Home Cosmetic Science Talk Formulating Cosmetic Industry Starting a cosmetic line What is the typical time from prototyping to just before consumer testing

  • What is the typical time from prototyping to just before consumer testing

    Posted by Brian86 on March 1, 2016 at 3:17 pm

    Hi All,

    I am Brian and I have been a formulator for around 2 years, I have not worked in any big companies eg P&G, Unilever before so I am not sure of what would be the standard for the timeline. What would be the typical time allowed for a formulator to work on a project from prototyping to just before consumer testing? Currently I am looking at the following procedures with the approximate timelines
    1) Prototyping (1 month)
    2) Internal testing with the other formulators
    3) Modification according to feedback (2 weeks)
    4) Accelerated Stability testing (1 month)
    5) Microbiological study (1 month)
    6) Consumer testing
    Please help to point out if I miss out any important step :)
    With this, is prototyping 2 products in 3 months reasonable? Appreciate all the feedbacks
    Brian86 replied 8 years, 9 months ago 3 Members · 3 Replies
  • 3 Replies
  • OldPerry

    Member
    March 1, 2016 at 4:10 pm

    This will depend on the project but here is the typical way it worked at the company for which I worked.

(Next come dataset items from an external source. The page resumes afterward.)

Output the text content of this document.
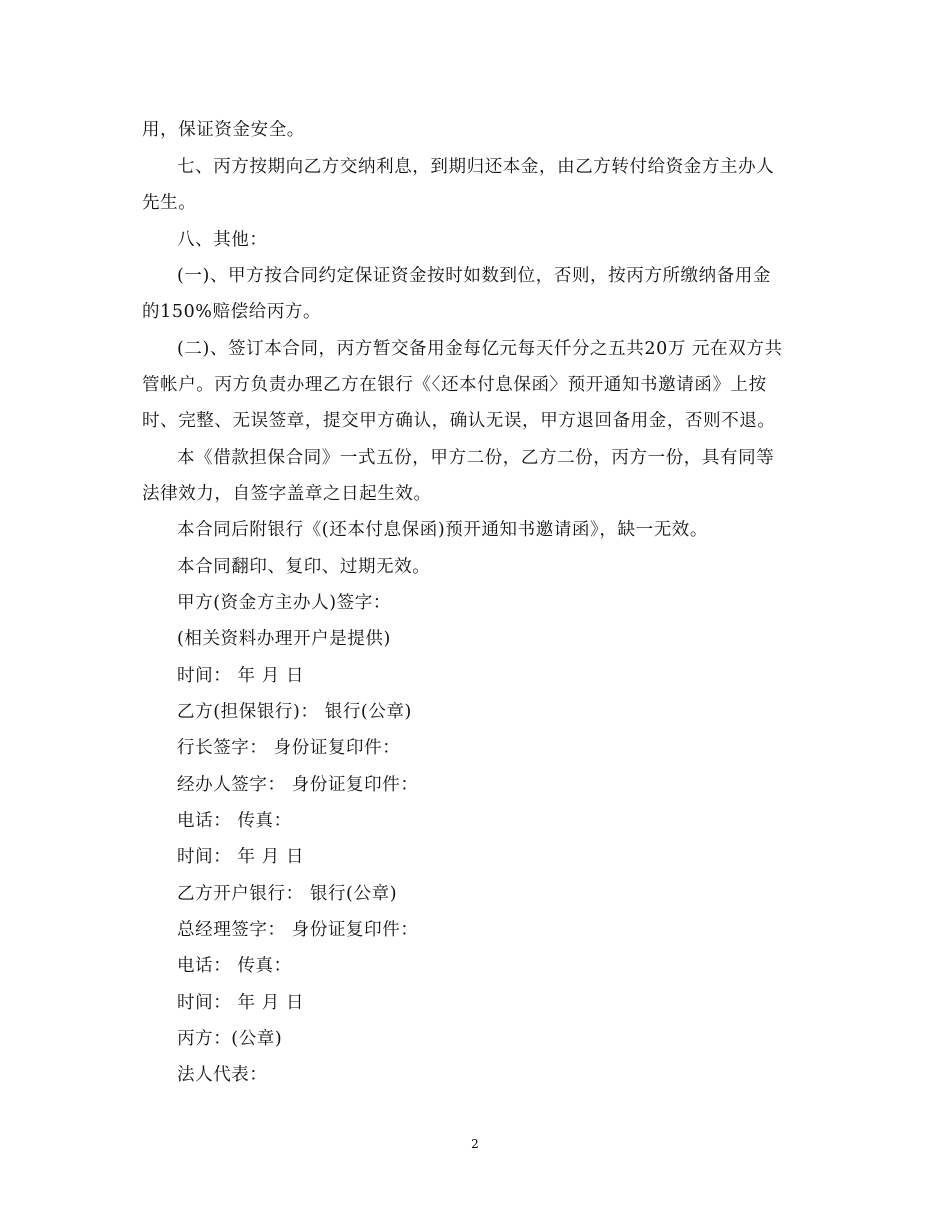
用，保证资金安全。
七、丙方按期向乙方交纳利息，到期归还本金，由乙方转付给资金方主办人
先生。
八、其他：
(一)、甲方按合同约定保证资金按时如数到位，否则，按丙方所缴纳备用金
的150%赔偿给丙方。
(二)、签订本合同，丙方暂交备用金每亿元每天仟分之五共20万 元在双方共
管帐户。丙方负责办理乙方在银行《〈还本付息保函〉预开通知书邀请函》上按
时、完整、无误签章，提交甲方确认，确认无误，甲方退回备用金，否则不退。
本《借款担保合同》一式五份，甲方二份，乙方二份，丙方一份，具有同等
法律效力，自签字盖章之日起生效。
本合同后附银行《(还本付息保函)预开通知书邀请函》，缺一无效。
本合同翻印、复印、过期无效。
甲方(资金方主办人)签字：
(相关资料办理开户是提供)
时间： 年 月 日
乙方(担保银行)： 银行(公章)
行长签字： 身份证复印件：
经办人签字： 身份证复印件：
电话： 传真：
时间： 年 月 日
乙方开户银行： 银行(公章)
总经理签字： 身份证复印件：
电话： 传真：
时间： 年 月 日
丙方：(公章)
法人代表：
2
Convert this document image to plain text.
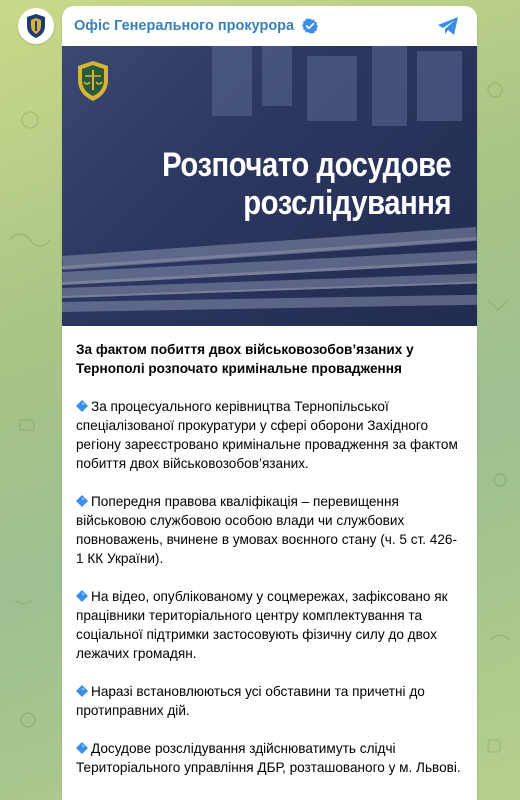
Офіс Генерального прокурора
Розпочато досудове
розслідування

За фактом побиття двох військовозобов’язаних у Тернополі розпочато кримінальне провадження

За процесуального керівництва Тернопільської спеціалізованої прокуратури у сфері оборони Західного регіону зареєстровано кримінальне провадження за фактом побиття двох військовозобов’язаних.

Попередня правова кваліфікація – перевищення військовою службовою особою влади чи службових повноважень, вчинене в умовах воєнного стану (ч. 5 ст. 426-1 КК України).

На відео, опублікованому у соцмережах, зафіксовано як працівники територіального центру комплектування та соціальної підтримки застосовують фізичну силу до двох лежачих громадян.

Наразі встановлюються усі обставини та причетні до протиправних дій.

Досудове розслідування здійснюватимуть слідчі Територіального управління ДБР, розташованого у м. Львові.
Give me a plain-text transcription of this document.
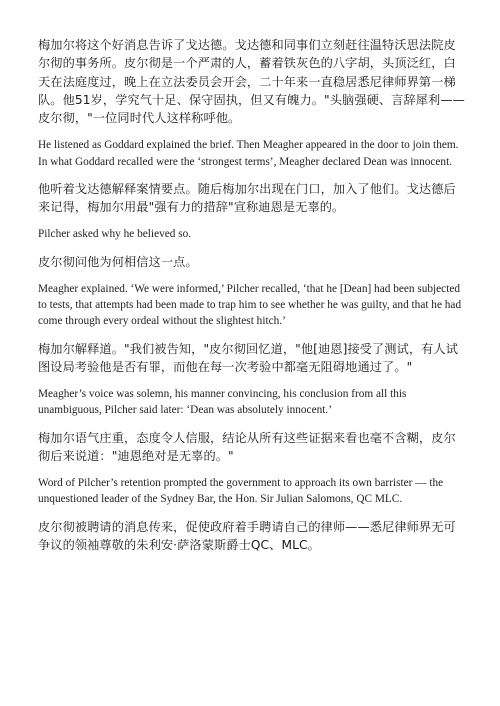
梅加尔将这个好消息告诉了戈达德。戈达德和同事们立刻赶往温特沃思法院皮尔彻的事务所。皮尔彻是一个严肃的人，蓄着铁灰色的八字胡，头顶泛红，白天在法庭度过，晚上在立法委员会开会，二十年来一直稳居悉尼律师界第一梯队。他51岁，学究气十足、保守固执，但又有魄力。"头脑强硬、言辞犀利——皮尔彻，"一位同时代人这样称呼他。

He listened as Goddard explained the brief. Then Meagher appeared in the door to join them. In what Goddard recalled were the ‘strongest terms’, Meagher declared Dean was innocent.

他听着戈达德解释案情要点。随后梅加尔出现在门口，加入了他们。戈达德后来记得，梅加尔用最"强有力的措辞"宣称迪恩是无辜的。

Pilcher asked why he believed so.

皮尔彻问他为何相信这一点。

Meagher explained. ‘We were informed,’ Pilcher recalled, ‘that he [Dean] had been subjected to tests, that attempts had been made to trap him to see whether he was guilty, and that he had come through every ordeal without the slightest hitch.’

梅加尔解释道。"我们被告知，"皮尔彻回忆道，"他[迪恩]接受了测试，有人试图设局考验他是否有罪，而他在每一次考验中都毫无阻碍地通过了。"

Meagher’s voice was solemn, his manner convincing, his conclusion from all this unambiguous, Pilcher said later: ‘Dean was absolutely innocent.’

梅加尔语气庄重，态度令人信服，结论从所有这些证据来看也毫不含糊，皮尔彻后来说道："迪恩绝对是无辜的。"

Word of Pilcher’s retention prompted the government to approach its own barrister — the unquestioned leader of the Sydney Bar, the Hon. Sir Julian Salomons, QC MLC.

皮尔彻被聘请的消息传来，促使政府着手聘请自己的律师——悉尼律师界无可争议的领袖尊敬的朱利安·萨洛蒙斯爵士QC、MLC。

    1. Ideation phase - This is when ideas for new products are generated. These are led by marketing and they take place about 1 year prior to when Walmart resets their shelves. Since over 40% of sales were done at Walmart all new product introductions were geared toward their schedule.  This phase goes on for about 2 months and involves brainstorming sessions, market research, concept writing and focus groups. From an R&D perspective you will be involved in this to help generate ideas but primarily to put the breaks on excessive/impossible claims or ideas that marketing wants to launch.  After this phase you’ll have about 8 months left for the remaining phases. This is because you need to have everything done and shipped to Walmart 2 months before they reset their shelves.
    2.  Development phase - This is when R&D has to create formulas that match the concepts. Since Marketing will not want to pick a single concept you’ll often have to develop formulas for 2 or 3 different concepts. Typically, a new concept will launch with at least 2 or 3 SKUs and if it is a product like shampoo, there will also be a companion conditioner. So, you’ll need to develop up to 20 near finished formulations.  Maybe you have a month to prototype but the reality is that it is much more efficient to take an existing formula and modify it to match the concept. Prototyping consists of figuring out the proper fragrances, figuring out the right colors, and choosing the claims ingredients that best support the story.  There is no time to work on product performance.
    Picking the fragrances & choosing colors can take a month or more. Then you’ll have to do your preliminary stability tests. You’ll have a good idea after about a month whether the fragrances & colors you are testing will be stable.  At this point you’ll have about 4 months left
    During this time you’ll have to do a consumer test. You’re hoping that marketing has narrowed down which concept they will launch but they won’t. You may lose one concept but there is almost always 2 concepts in which you are “parallel pathing” because marketing won’t want to decide. This means double the work for you.
    While the consumer test is going on you can do the full stability test. However, it’s unlikely that you’ll have the finished packaging because that decision hasn’t been nailed down. So, you’ll have to use a stock package with a similar resin in your stability testing. It won’t be exactly what you will launch but it will be “close enough.”
    Consumer testing will take about 8 weeks and there will be no time to make many changes when you get the results. You hope you got it right the first time.
    3. Commercialization phase - At this point you should have everything ready including your formulas, specifications, claims testing, and stability testing. You will do a scale-up and observe the first production run. The final packaging should be ready so you’ll have to do an official stability test on the first production run. This will happen about 8 weeks before it has to get to Walmart. You hope there are no problems.
    So, that was the long answer. The short answer is that it takes 1 year to launch a product and you get about 1 month to do any real prototyping.
  • belassi

    Member
    March 1, 2016 at 5:22 pm

    Depends on your scale of production. I’m usually offering test product to our testers within weeks of receiving a new sample. Launching it as a commercial product is a different matter though.

  • Brian86

    Member
    March 2, 2016 at 2:51 am

    Thanks Perry and Belassi for your wonderful insight. It is very informative.